Chelsey "gets it" when it comes to the importance of local food to both customers and producers.  Like me, she hails from rural Oklahoma, southwest Oklahoma in fact.  She understands the importance of reweaving the connections between rural producers and urban customers, and knows that this is a two-way street.  "Everything always works both ways" is a permaculture tenet, and that is certainly true for the relationship of farmer and customer. She also has knowledge of the importance of local food to ecology, and its role in repairing some of the damage that has happened to the planet at our hands.  She is firmly committed to our product standards, and their associated principles of locality, personal production, and transparency.

Chelsey has paid her dues as a volunteer.  She has been responsible for the Edmond pick-up site for about as long as she has been involved in the coop. She brought a professionalism to our outreach efforts.  She has an understanding of the complex interplay of events, needs, wants, responsibilities, and personalities within our cooperative structure. 

Chelsey has been an effective member of the Board of Directors as an officer.  Her job as VP for Customers is to represent the needs and interests of the customer members of the cooperative, and she has done that very great clarity, vision, and understanding.  In our meetings, where the conversation has been known to get a bit excited and robust on occasion, she has always been a calming and steadying influence.  This is more important than it may appear at first glance, since being able to navigate among a variety of personalities is a critical leadership skill in the coop.

She has great ideas.  She has been brainstorming and working on ways to make it easier for customers to find out what they need to know about products they buy in the coop, and the web version of the product transparency system she designed is being tested and should be rolled out soon.  I am confident that this will empower both our customers and our producers, so that customers can do a better job in finding and buying products that they want, and producers can understand better what they customers want, and thus be able to do a better job of producing for the local marketplace.

She has great public presence and writes well.. She works professionally in media, and understands that process in depth. She will be a positive public face for the coop -- with our members, the media, and government and regulatory officials.

She knows a lot about our systems.  Having served at all levels of the coop, for quite some time, she has institutional knowledge and experience that is critical for our presiding officer.

She is committed to our governance plan of separating management and the board.

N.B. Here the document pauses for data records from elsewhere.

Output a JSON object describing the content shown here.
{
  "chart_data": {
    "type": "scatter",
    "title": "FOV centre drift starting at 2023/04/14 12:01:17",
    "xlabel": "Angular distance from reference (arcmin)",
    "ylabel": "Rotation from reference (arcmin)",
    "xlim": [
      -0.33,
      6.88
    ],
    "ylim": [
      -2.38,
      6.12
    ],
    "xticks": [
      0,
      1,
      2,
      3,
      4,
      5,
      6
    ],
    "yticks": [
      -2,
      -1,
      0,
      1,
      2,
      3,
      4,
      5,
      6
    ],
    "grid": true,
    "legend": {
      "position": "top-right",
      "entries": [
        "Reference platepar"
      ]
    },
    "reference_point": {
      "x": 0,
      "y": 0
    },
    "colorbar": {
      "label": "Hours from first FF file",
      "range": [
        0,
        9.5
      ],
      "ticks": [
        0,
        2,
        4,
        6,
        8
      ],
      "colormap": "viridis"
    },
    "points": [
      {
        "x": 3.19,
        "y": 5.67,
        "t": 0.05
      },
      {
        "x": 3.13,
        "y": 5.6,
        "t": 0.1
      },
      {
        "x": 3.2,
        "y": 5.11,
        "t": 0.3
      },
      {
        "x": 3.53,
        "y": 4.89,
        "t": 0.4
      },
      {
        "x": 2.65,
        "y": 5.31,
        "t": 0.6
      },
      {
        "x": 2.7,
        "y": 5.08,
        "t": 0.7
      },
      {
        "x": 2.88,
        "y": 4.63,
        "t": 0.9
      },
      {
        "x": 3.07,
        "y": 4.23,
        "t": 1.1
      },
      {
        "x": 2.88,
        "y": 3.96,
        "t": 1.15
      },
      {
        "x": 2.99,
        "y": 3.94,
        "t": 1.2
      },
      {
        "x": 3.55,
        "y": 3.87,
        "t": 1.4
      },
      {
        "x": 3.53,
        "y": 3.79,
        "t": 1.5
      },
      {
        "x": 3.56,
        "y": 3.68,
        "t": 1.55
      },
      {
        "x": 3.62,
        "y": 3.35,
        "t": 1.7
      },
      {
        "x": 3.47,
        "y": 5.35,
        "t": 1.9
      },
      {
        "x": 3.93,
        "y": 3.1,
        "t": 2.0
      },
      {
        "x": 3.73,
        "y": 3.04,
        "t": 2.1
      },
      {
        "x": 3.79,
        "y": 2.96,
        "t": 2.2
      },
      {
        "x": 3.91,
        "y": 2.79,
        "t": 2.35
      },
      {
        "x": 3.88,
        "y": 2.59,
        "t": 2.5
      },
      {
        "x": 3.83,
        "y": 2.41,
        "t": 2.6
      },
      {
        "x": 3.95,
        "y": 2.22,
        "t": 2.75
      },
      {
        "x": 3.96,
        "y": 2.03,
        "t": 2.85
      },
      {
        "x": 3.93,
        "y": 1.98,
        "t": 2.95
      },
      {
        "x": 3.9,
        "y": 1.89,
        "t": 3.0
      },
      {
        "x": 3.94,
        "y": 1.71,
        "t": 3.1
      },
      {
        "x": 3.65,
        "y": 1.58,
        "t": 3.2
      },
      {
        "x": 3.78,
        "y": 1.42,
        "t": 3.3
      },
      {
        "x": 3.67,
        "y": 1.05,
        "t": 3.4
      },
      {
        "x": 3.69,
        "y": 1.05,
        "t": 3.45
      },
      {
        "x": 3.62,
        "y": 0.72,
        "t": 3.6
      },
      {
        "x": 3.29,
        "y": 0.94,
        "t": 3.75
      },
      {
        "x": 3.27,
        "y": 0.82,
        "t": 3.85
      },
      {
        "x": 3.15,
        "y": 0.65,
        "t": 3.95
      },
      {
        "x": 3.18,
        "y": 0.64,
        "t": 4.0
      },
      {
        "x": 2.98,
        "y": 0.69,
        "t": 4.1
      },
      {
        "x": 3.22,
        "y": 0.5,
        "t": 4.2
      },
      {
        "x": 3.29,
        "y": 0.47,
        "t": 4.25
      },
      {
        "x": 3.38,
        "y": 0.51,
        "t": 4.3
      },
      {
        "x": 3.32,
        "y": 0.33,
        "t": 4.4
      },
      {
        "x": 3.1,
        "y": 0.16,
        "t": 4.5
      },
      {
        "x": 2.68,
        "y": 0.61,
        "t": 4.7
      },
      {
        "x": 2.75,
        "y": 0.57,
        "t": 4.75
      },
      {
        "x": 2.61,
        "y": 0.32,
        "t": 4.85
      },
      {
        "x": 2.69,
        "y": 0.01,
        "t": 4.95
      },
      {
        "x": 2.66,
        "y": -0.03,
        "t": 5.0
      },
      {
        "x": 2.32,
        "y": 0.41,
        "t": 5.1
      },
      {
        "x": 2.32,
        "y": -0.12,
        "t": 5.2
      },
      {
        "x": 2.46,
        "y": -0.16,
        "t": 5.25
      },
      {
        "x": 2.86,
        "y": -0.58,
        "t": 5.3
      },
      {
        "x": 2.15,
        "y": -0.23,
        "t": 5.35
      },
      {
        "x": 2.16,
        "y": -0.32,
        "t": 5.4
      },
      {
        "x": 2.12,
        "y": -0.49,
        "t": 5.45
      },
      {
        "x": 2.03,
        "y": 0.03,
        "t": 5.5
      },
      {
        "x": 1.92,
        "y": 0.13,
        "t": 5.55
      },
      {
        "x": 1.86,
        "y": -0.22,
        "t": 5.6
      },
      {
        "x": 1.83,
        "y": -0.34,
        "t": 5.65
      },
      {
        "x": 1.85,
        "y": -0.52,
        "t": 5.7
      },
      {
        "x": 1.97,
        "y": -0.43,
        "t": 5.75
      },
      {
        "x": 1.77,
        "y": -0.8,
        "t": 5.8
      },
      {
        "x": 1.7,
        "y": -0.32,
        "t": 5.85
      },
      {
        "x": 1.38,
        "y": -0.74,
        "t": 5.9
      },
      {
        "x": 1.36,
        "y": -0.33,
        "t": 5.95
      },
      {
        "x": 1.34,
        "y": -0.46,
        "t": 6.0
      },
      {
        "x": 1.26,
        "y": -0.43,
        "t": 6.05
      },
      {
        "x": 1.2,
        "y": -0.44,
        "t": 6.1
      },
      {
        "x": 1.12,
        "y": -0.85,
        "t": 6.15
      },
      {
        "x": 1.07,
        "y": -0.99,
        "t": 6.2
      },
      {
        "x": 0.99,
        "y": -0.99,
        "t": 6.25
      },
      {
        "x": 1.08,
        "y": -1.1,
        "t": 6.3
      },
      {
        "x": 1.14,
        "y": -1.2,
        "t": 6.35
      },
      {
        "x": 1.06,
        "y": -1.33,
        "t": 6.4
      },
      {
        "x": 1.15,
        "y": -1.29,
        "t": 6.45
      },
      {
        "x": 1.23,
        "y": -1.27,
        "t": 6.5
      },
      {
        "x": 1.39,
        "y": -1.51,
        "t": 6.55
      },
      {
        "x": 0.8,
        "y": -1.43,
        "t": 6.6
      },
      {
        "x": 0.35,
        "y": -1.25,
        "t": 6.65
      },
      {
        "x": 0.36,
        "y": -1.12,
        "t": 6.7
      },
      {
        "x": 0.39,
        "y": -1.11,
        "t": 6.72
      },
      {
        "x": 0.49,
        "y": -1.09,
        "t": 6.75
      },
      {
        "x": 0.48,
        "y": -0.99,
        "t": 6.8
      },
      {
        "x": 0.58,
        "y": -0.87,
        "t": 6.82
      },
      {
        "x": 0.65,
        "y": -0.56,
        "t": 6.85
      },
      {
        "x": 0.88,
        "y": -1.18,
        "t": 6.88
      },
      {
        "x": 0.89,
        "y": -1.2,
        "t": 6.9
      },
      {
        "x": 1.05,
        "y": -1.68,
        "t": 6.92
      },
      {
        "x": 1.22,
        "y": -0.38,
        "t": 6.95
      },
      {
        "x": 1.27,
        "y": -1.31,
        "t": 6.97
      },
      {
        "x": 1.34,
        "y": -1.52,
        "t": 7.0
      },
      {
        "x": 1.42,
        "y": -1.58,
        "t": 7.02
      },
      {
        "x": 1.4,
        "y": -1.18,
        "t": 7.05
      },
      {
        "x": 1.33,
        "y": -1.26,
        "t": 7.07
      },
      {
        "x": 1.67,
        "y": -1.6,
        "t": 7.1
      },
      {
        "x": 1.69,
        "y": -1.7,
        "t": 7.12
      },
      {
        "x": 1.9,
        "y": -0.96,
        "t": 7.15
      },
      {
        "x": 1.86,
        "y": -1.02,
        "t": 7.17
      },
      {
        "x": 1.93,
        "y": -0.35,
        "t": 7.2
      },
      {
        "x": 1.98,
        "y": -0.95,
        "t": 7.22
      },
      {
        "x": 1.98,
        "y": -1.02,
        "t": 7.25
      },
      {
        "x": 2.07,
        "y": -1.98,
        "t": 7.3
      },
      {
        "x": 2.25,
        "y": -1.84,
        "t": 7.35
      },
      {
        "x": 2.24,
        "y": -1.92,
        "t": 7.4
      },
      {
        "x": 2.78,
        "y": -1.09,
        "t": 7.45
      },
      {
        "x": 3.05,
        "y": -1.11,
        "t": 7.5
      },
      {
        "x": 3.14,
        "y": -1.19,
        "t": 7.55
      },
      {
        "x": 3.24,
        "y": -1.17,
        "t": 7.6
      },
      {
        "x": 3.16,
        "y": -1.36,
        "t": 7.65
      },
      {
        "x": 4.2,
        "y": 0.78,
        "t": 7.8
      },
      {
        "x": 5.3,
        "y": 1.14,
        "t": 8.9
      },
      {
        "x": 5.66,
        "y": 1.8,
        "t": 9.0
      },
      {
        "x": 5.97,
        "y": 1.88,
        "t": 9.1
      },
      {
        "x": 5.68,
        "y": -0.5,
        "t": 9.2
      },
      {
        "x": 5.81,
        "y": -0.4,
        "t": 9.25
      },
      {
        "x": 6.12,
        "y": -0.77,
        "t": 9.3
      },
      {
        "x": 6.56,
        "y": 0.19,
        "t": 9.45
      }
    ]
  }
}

I think that being president of the Oklahoma Food Cooperative was one of the most important things that I have done in my life.  I have a very high level of confidence in Chelsey's ability to continue to move us upwards and onwards to bigger and better things.  In the first seven years of the coop's existence, we sold a little more than $3 million in products.  This year, our product sales were right at $840,000 (I haven't seen the final financial report for 2010 so this is a ballpark figure).  It could very well be that 2011 will be the year we top one million in annual sales in one year.  I believe that Chelsey Simpson has the knowledge, the experience, the understanding, and the drive to bring us to that goal and take us even further in the coming years.

I encourage all members of the Oklahoma Food Cooperative to come to the annual meeting this Saturday and vote for Chelsey Simpson for President of the Oklahoma Food Cooperative.

Of course, this means that I will have to revise my standard laugh line about not trusting a skinny president of a food coop, but that is a minor rhetorical sacrifice given the importance of her candidacy for president of the cooperative.